Nebraska Becomes First State to Launch Medicaid Work Requirements Under OBBBA
A major Medicaid policy shift begins May 1 in Nebraska, where the state will become the first in the nation to implement work requirements for Medicaid expansion beneficiaries under the One Big Beautiful Bill Act. Adults ages 19 to 64 applying for expansion coverage must meet the law’s 80-hour monthly work or community engagement requirement unless they qualify for a medical or hardship exemption, while current beneficiaries will be assessed at renewal. To support implementation, Nebraska released a 295-page exemption framework outlining which conditions may qualify individuals as medically frail, including serious physical illnesses, behavioral health disorders, developmental disabilities, substance use disorders, pregnancy complications, severe injuries, and functional limitations. The state will initially rely on self-attestation before shifting toward more automated verification as federal guidance develops. Nebraska also established temporary hardship exemptions for hospitalization, nursing home stays, treatment-related travel, and residence in emergency or high-unemployment areas. As the first state moving forward before CMS finalizes several national implementation details, Nebraska’s rollout is expected to serve as an early test case for how states may structure exemptions, verification, and compliance under the new Medicaid work requirement law (Inside Health Policy, April 28).
SPAs and Waivers
SPAs
- Eligibility
- Ohio (OH-26-0003, effective January 1, 2026): Removes dual eligible exclusions from the Alternative Benefit Plan (ABP), following the implementation of the Next Generation MyCare Ohio Plan.
- Services
- California (CA-26-0012, effective January 1, 2026): Updates the behavioral health treatment (BHT) section.

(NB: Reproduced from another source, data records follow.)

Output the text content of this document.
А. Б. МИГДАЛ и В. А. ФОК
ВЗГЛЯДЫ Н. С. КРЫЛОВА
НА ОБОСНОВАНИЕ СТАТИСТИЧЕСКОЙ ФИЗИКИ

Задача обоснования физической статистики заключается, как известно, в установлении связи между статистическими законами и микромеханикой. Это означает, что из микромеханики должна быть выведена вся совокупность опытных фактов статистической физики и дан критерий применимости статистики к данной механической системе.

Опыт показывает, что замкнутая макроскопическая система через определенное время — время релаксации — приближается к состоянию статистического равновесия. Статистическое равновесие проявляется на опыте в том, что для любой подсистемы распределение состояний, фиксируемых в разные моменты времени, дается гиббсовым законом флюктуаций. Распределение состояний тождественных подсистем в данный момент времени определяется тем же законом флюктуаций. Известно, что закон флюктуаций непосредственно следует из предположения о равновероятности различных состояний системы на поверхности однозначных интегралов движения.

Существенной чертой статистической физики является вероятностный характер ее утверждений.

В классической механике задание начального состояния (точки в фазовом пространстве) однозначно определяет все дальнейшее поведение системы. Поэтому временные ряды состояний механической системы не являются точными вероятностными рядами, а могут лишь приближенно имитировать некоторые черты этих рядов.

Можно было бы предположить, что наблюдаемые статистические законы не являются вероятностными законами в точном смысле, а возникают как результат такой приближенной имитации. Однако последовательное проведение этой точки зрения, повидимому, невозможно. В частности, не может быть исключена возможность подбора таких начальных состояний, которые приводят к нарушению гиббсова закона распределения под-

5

- California (CA-26-0013, effective January 1, 2026): Removes outdated financial thresholds of durable medical equipment (DME).
- Payment
- Florida (FL-24-0007, effective July 1, 2024): Updates payment methodology for outpatient hospital services.
- North Dakota (ND-26-0003, effective January 1, 2026): Establishes payment methodology for therapeutic leave days for Psychiatric Residential Treatment Facilities.
- Texas (TX-25-0024, effective September 1, 2025): Establishes payment methodology for personal attendants, through an increase of an average of $13/hour.
- Utah (UT-26-0002, effective July 1, 2026): Establishes an annual update the base value of licensed nursing facility beds through an inflation adjustment factor, and specifies the maximum allowable age of a nursing facility.